My misstep in the debate was in overestimating the energy in a gallon of gas.  Gasoline has a higher heating value of about 47 megajoules per kilogram [MJ/kg], which comes out to roughly 130 MJ or 36 kilowatt-hours per gallon.  The conventional four-stroke gas engine implements the Otto cycle, a well-characterized and carefully orchestrated alternation of isochoric and adiabatic processes.  Isochoric means “constant volume” (i.e. top dead center and bottom dead center of the piston stroke) and adiabatic means “no heat transfer” (i.e. compression and power strokes).  Maybe I should write another post about that sometime.

The thermodynamic efficiency of the Otto cycle is known; it’s a function of the working fluid (in this case a mixture of gasoline and air) and the compression ratio of the engine, and its upper limit is defined by the detonation temperature of the fuel (think anti-knock, octane rating).  In the case of modern gasoline engines, it’s about 47%.  This means that if you’re burning gasoline, you give up 18 kWh/gal “when you drive it off the showroom floor.”  Add to that mechanical losses and imperfect assumptions and you take off another (say) 22-23%, which puts the gas-tank-to-flywheel efficiency of the well-tuned engine at a practical maximum of about 36%. In the case of the Volt-style transmission-free hybrids in which the combustion engine drives a special purpose alternator, something close to that efficiency might be achievable.  Perhaps an optimistic assumption would be that 13 kWh of electric power can be harnessed from the combustion of a gallon of gasoline, where it can be stored into a battery and then run through copper windings and onto the pavement and into the winds on the open highway.

According to Chevy’s engineers, their car takes 25 kWh of electric power to go 100 miles, which comes out to 52 miles per gallon of gas at 36% efficiency.  In order to get the 230-mpg figure they must have assumed it drives 40 miles ( on a / free of ) charge and then another 12 miles at 52 mpg.  This bears resemblance to a hypothetical test in which the fuel consumption of a vehicle is measured over a 52-mile course.
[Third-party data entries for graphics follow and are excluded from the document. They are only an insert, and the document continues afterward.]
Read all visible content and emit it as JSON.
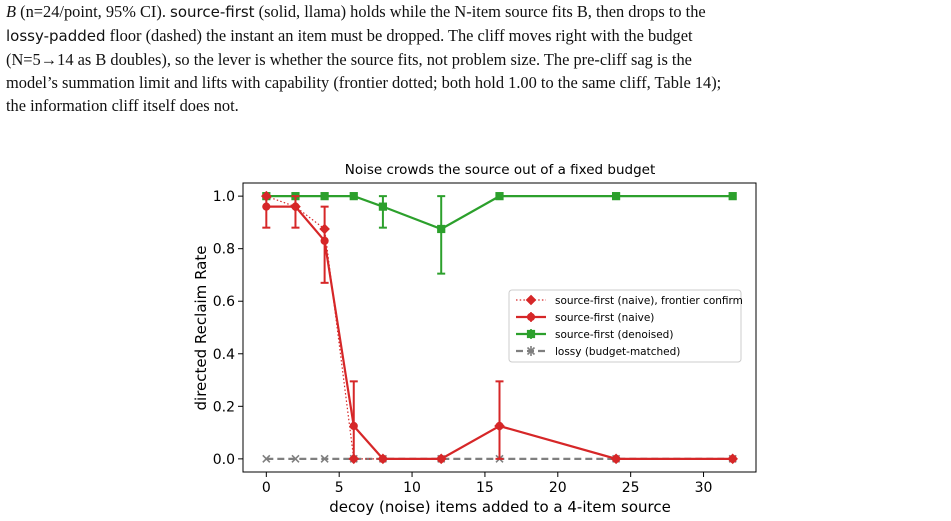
{
  "caption": {
    "line1_a": "B",
    "line1_b": " (n=24/point, 95% CI). ",
    "line1_term1": "source-first",
    "line1_c": " (solid, llama) holds while the N-item source fits B, then drops to the",
    "line2_term2": "lossy-padded",
    "line2_a": " floor (dashed) the instant an item must be dropped.  The cliff moves right with the budget",
    "line3": "(N=5→14 as B doubles), so the lever is whether the source fits, not problem size.  The pre-cliff sag is the",
    "line4": "model’s summation limit and lifts with capability (frontier dotted; both hold 1.00 to the same cliff, Table 14);",
    "line5": "the information cliff itself does not."
  },
  "chart_data": {
    "type": "line",
    "title": "Noise crowds the source out of a fixed budget",
    "xlabel": "decoy (noise) items added to a 4-item source",
    "ylabel": "directed Reclaim Rate",
    "xlim": [
      -1.6,
      33.6
    ],
    "ylim": [
      -0.05,
      1.05
    ],
    "xticks": [
      0,
      5,
      10,
      15,
      20,
      25,
      30
    ],
    "yticks": [
      0.0,
      0.2,
      0.4,
      0.6,
      0.8,
      1.0
    ],
    "xtick_labels": [
      "0",
      "5",
      "10",
      "15",
      "20",
      "25",
      "30"
    ],
    "ytick_labels": [
      "0.0",
      "0.2",
      "0.4",
      "0.6",
      "0.8",
      "1.0"
    ],
    "grid": false,
    "legend_position": "center-right",
    "series": [
      {
        "name": "source-first (naive), frontier confirm",
        "color": "#d62728",
        "style": "dotted",
        "marker": "diamond",
        "x": [
          0,
          2,
          4,
          6,
          8,
          12,
          16,
          24,
          32
        ],
        "y": [
          1.0,
          0.96,
          0.875,
          0.0,
          0.0,
          0.0,
          0.125,
          0.0,
          0.0
        ]
      },
      {
        "name": "source-first (naive)",
        "color": "#d62728",
        "style": "solid",
        "marker": "circle",
        "x": [
          0,
          2,
          4,
          6,
          8,
          12,
          16,
          24,
          32
        ],
        "y": [
          0.96,
          0.96,
          0.83,
          0.125,
          0.0,
          0.0,
          0.125,
          0.0,
          0.0
        ],
        "err_low": [
          0.08,
          0.08,
          0.16,
          0.125,
          0.0,
          0.0,
          0.125,
          0.0,
          0.0
        ],
        "err_high": [
          0.04,
          0.04,
          0.13,
          0.17,
          0.0,
          0.0,
          0.17,
          0.0,
          0.0
        ]
      },
      {
        "name": "source-first (denoised)",
        "color": "#2ca02c",
        "style": "solid",
        "marker": "square",
        "x": [
          0,
          2,
          4,
          6,
          8,
          12,
          16,
          24,
          32
        ],
        "y": [
          1.0,
          1.0,
          1.0,
          1.0,
          0.96,
          0.875,
          1.0,
          1.0,
          1.0
        ],
        "err_low": [
          0,
          0,
          0,
          0,
          0.08,
          0.17,
          0,
          0,
          0
        ],
        "err_high": [
          0,
          0,
          0,
          0,
          0.04,
          0.125,
          0,
          0,
          0
        ]
      },
      {
        "name": "lossy (budget-matched)",
        "color": "#7f7f7f",
        "style": "dashed",
        "marker": "x",
        "x": [
          0,
          2,
          4,
          6,
          8,
          12,
          16,
          24,
          32
        ],
        "y": [
          0,
          0,
          0,
          0,
          0,
          0,
          0,
          0,
          0
        ]
      }
    ]
  }
}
The interesting thing to note here is the bias in measuring gasoline consumption but ignoring electric grid power as “free.”  For me, the marginal cost of 25 kWh is about $3.50, compared to $6.50 for two gallons of gas, but if I were charging my car every day that would go up to $6-7, because Southern California Edison uses tiered pricing (which I heartily endorse).
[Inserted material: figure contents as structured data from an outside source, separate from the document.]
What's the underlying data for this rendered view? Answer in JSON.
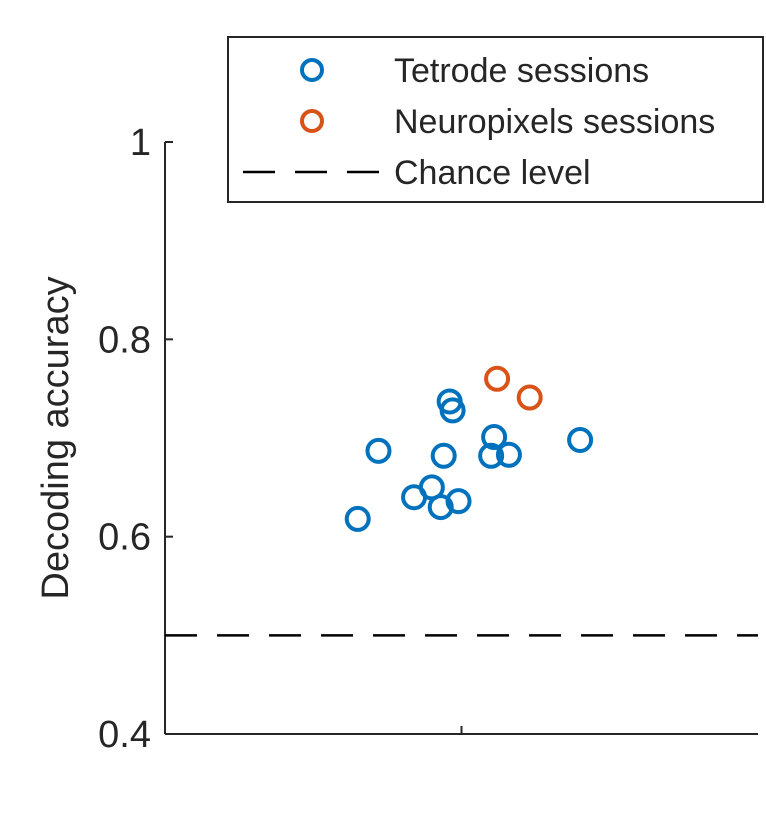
{
  "chart_data": {
    "type": "scatter",
    "title": "",
    "xlabel": "",
    "ylabel": "Decoding accuracy",
    "ylim": [
      0.4,
      1.0
    ],
    "xlim": [
      -1,
      1
    ],
    "yticks": [
      0.4,
      0.6,
      0.8,
      1
    ],
    "ytick_labels": [
      "0.4",
      "0.6",
      "0.8",
      "1"
    ],
    "xticks": [
      0
    ],
    "grid": false,
    "legend_position": "top-right",
    "series": [
      {
        "name": "Tetrode sessions",
        "color": "#0072BD",
        "marker": "open-circle",
        "points": [
          {
            "x": -0.35,
            "y": 0.618
          },
          {
            "x": -0.28,
            "y": 0.687
          },
          {
            "x": -0.16,
            "y": 0.64
          },
          {
            "x": -0.1,
            "y": 0.65
          },
          {
            "x": -0.07,
            "y": 0.63
          },
          {
            "x": -0.01,
            "y": 0.636
          },
          {
            "x": -0.06,
            "y": 0.682
          },
          {
            "x": -0.04,
            "y": 0.737
          },
          {
            "x": -0.03,
            "y": 0.728
          },
          {
            "x": 0.11,
            "y": 0.701
          },
          {
            "x": 0.1,
            "y": 0.682
          },
          {
            "x": 0.16,
            "y": 0.683
          },
          {
            "x": 0.4,
            "y": 0.698
          }
        ]
      },
      {
        "name": "Neuropixels sessions",
        "color": "#D95319",
        "marker": "open-circle",
        "points": [
          {
            "x": 0.12,
            "y": 0.76
          },
          {
            "x": 0.23,
            "y": 0.741
          }
        ]
      }
    ],
    "reference_lines": [
      {
        "name": "Chance level",
        "y": 0.5,
        "style": "dashed",
        "color": "#000000"
      }
    ]
  }
}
As far as greenhouse gas emissions are concerned, it’s hard to do worse than coal.  If you get your grid power from a coal plant you’re putting out about 1 kg of CO2 per kWh.  US average is more like 0.62 kg/kWh; in California we’re down around 0.45 kg/kWh, due largely to the fact that we have no coal plants, plus we’ve got all that nuclear and hydro power.  The internal combustion engine, running at its “practical maximum” efficiency of 36%, comes in at around 0.86 kg/kWh.

So any move to plug-in vehicles is an improvement, as long as it’s coupled with a move away from coal.  That’s fortunate, because the people who love coal power are the same people who are unlikely to buy plug-in hybrids, so advocacy for these two things together won’t anger any additional people.

The more interesting question surrounds the 25 kWh/100 miles figure.  What speed of travel does that represent? I wonder what theoretical lower bounds can be produced on the amount of energy required to move a car 100 miles?  Because the 13 kWh/gallon of gas applies to any power plant burning gas in a 4-stroke engine, the only way to improve energy efficiency is to reduce the energy needed to go the distance.  Or to run off the grid.

Pity how badly I botched this topic in my public discussion.  Frankly, I’m embarrassed.  The whole thing can’t go away fast enough.